Who Dished It Up First: Adapted from America’s Test Kitchen

signature

Comments

  1. Wow, I often forget to use cottage cheese as a substitute for heavier things. This looks wonderful!

  2. this looks great. I always use cottage cheese in my lasagna – it is nice and light in the pasta.

  3. Looks delicious! This meal would go over very well in our home!

  4. Yum! If I put it in two small pans I could serve one and freeze the other. Love the cottage cheese!

  5. This looks delicious and perfect for dinner now that the weather’s changing. I’ll have to try using cottage cheese in place of ricotta next time I make ziti or lasagna. It’s gotta be healthier for you too.

  6. This looks wonderful, and I love the fresh and healthy ingredients. (Okay I know there is cream in it, I figure if ninety percent of the ingredients are good for you it counts as healthy!! :) Thank you for sharing such a delicious dish.

  7. This looks really rich and yummy. Love this stuff.

  8. There is definitely no lack of cheese or rich creaminess in this recipe – it looks very yummy indeed! It’s fun to step up a recipe that is usually just thrown quickly together. :-)

  9. Truth be told, I’m not really a ricotta fan either. I’ll have to try cottage cheese. Your Zita looks delicious.

  10. This sounds great! What I like about it, is that you don’t SEE the white cheese. When I make lasagna, I use cottage cheese or cream cheese and my son can SEE it and he doesn’t like it. If he were blind, he would love it. This is a much better alternative to him going blind. :-)

  11. Yum! I love all things pasta… baked ziti is certainly a favorite! Thanks for sharing this version :)

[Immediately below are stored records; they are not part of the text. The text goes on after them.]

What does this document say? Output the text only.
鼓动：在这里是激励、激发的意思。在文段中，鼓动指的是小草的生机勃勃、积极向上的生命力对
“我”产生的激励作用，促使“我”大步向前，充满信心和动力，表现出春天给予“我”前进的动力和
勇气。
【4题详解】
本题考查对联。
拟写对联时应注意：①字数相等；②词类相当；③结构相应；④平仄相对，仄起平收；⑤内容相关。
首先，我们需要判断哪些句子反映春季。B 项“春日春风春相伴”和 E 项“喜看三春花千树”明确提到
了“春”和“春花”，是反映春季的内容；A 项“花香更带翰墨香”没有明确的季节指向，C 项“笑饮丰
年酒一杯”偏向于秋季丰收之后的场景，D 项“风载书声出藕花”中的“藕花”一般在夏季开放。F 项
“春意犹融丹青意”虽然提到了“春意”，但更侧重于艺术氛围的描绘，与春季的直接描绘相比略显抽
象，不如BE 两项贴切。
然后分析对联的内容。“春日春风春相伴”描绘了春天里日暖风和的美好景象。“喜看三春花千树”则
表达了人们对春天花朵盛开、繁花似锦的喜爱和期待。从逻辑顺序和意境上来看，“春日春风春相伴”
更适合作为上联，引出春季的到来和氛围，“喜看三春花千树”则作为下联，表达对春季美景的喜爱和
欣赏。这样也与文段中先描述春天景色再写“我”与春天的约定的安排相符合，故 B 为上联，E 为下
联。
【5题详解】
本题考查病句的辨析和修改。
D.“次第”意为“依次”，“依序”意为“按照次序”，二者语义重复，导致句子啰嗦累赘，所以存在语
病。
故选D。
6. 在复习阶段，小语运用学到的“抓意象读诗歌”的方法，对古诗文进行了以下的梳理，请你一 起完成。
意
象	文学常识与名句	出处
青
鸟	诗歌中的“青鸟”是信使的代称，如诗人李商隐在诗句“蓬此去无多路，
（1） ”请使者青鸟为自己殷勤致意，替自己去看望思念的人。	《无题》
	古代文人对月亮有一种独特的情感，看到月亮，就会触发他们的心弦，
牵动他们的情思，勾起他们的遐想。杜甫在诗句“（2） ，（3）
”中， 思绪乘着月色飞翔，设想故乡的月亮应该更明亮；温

  12. Oh my gosh, this look delicious! And so beautiful! Your photographs are gorgeous.
    I’ve recently launched my own blog, I’d love for you to check it out and let me know what you think :) http://www.prettygoodfood.com
    Thanks, and Happy Cooking!!!

  13. This is super good and super forgiving. Added Sausage, i bought the wrong the size of the tomatoes and sauce (inverted the amounts), added half the cream, doubled the basil and oregano, forgot to add the eggs (oops), and it was still FANTASTIC. Thanks for posting!!!

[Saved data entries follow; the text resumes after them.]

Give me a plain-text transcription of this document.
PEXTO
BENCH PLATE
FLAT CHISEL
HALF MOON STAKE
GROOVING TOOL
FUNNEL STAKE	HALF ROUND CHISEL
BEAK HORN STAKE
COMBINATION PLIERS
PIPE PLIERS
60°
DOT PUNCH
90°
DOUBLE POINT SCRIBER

  14. I tried this tonight and it was a huge hit! I did make a substitution as we don’t like chunky tomatoes in our sauce. Instead of the diced tomatoes, I added 1.5 pounds of browned ground beef to make it a little more hearty. It was so creamy and yummy. Everyone is already asking when we’re going to have it again!

  15. I made this last night and it was so good! My boyfriend, a vegetarian, said it was the “best thing I’ve ever made” for him. I was like, have I been busting my bum making you good food for the last 4 years for nothing? lol.

    Small comment… you forget to mention when to put the sugar in the mixture in the directions. I remembered RIGHT before I poured the mixture into the glass pan so I was able to quickly sprinkle some in, but you should include what step to add it for others!

    Thanks – I’ll be making this again!